If you have a belt that move perpendicular to the print head, then the extrusion path is in in the plane of the of the belt. If you try and print something that is longer than the travel path of the print head then it will have to stitch the end of the object with the new material as the object moves off the end of the belt.
By being at an angle, the print head has full access to the entire end of the object that is being formed. Think of the point where the print head makes contact with the object surface as the extrusion plane. The belt and printing at an angle enables the extrusion plane to never be occluded by the part itself. It is like an infinitely tall hang printer that can move up forever, only it is on its side so it can continuously bond the print belt and the part.

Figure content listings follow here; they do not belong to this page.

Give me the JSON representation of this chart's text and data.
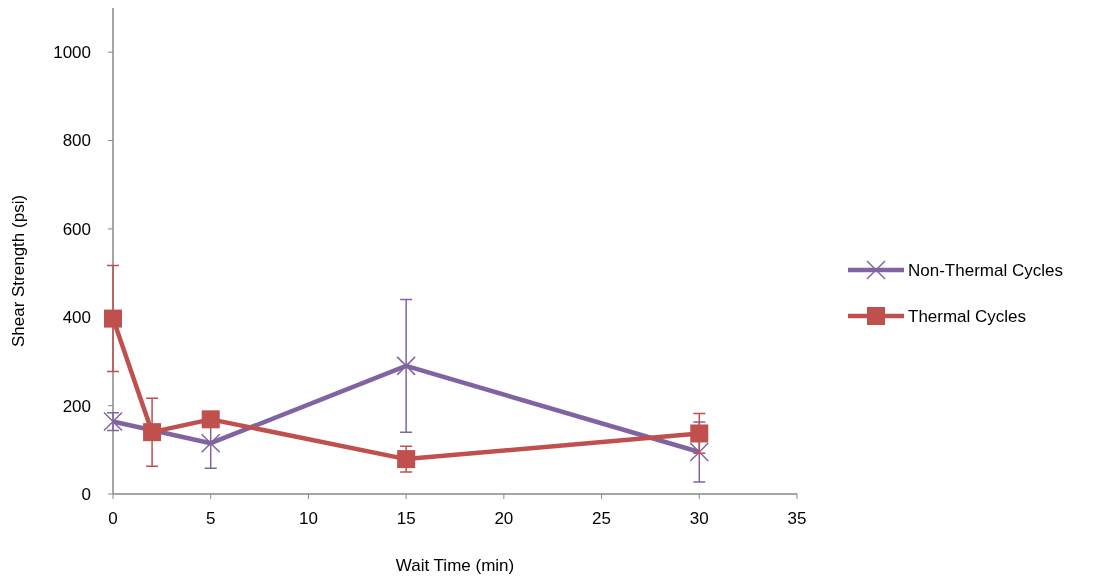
{
  "chart_data": {
    "type": "line",
    "xlabel": "Wait Time (min)",
    "ylabel": "Shear Strength (psi)",
    "x": [
      0,
      2,
      5,
      15,
      30
    ],
    "xlim": [
      0,
      35
    ],
    "xticks": [
      0,
      5,
      10,
      15,
      20,
      25,
      30,
      35
    ],
    "ylim": [
      0,
      1100
    ],
    "yticks": [
      0,
      200,
      400,
      600,
      800,
      1000
    ],
    "grid": false,
    "legend": "right",
    "series": [
      {
        "name": "Non-Thermal Cycles",
        "color": "#8064a2",
        "marker": "cross",
        "values": [
          164,
          null,
          115,
          290,
          95
        ],
        "errors": [
          20,
          null,
          57,
          150,
          68
        ]
      },
      {
        "name": "Thermal Cycles",
        "color": "#c0504d",
        "marker": "square",
        "values": [
          397,
          140,
          169,
          79,
          137
        ],
        "errors": [
          120,
          77,
          null,
          29,
          45
        ]
      }
    ]
  }
}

This design allows for parts to be made that fill the x-y projected area of the printer while being arbitrarily long in z, the belt can feed into a tray that allows the part to rest at the belt height. You could use this to make forms for sail planes, foils, spars, etc.
I can't wait for this to get out into the hands of the mhackers to see what they come up with. The next phase is when something like this is multi-material, so one can have say a water soluble support material and an impregnated nylon in the same continuous part. As it is now, the primary purpose would be for small scale manufacturing and cosplay swords (like the demo).
Think of printing an 8' long rectangle that is 2 layers high.
If you print diagonally, the cross section is always the same.
If you print on a level, you get the 8' length divided into smaller sections that are pieced together. The cross sections are not equal.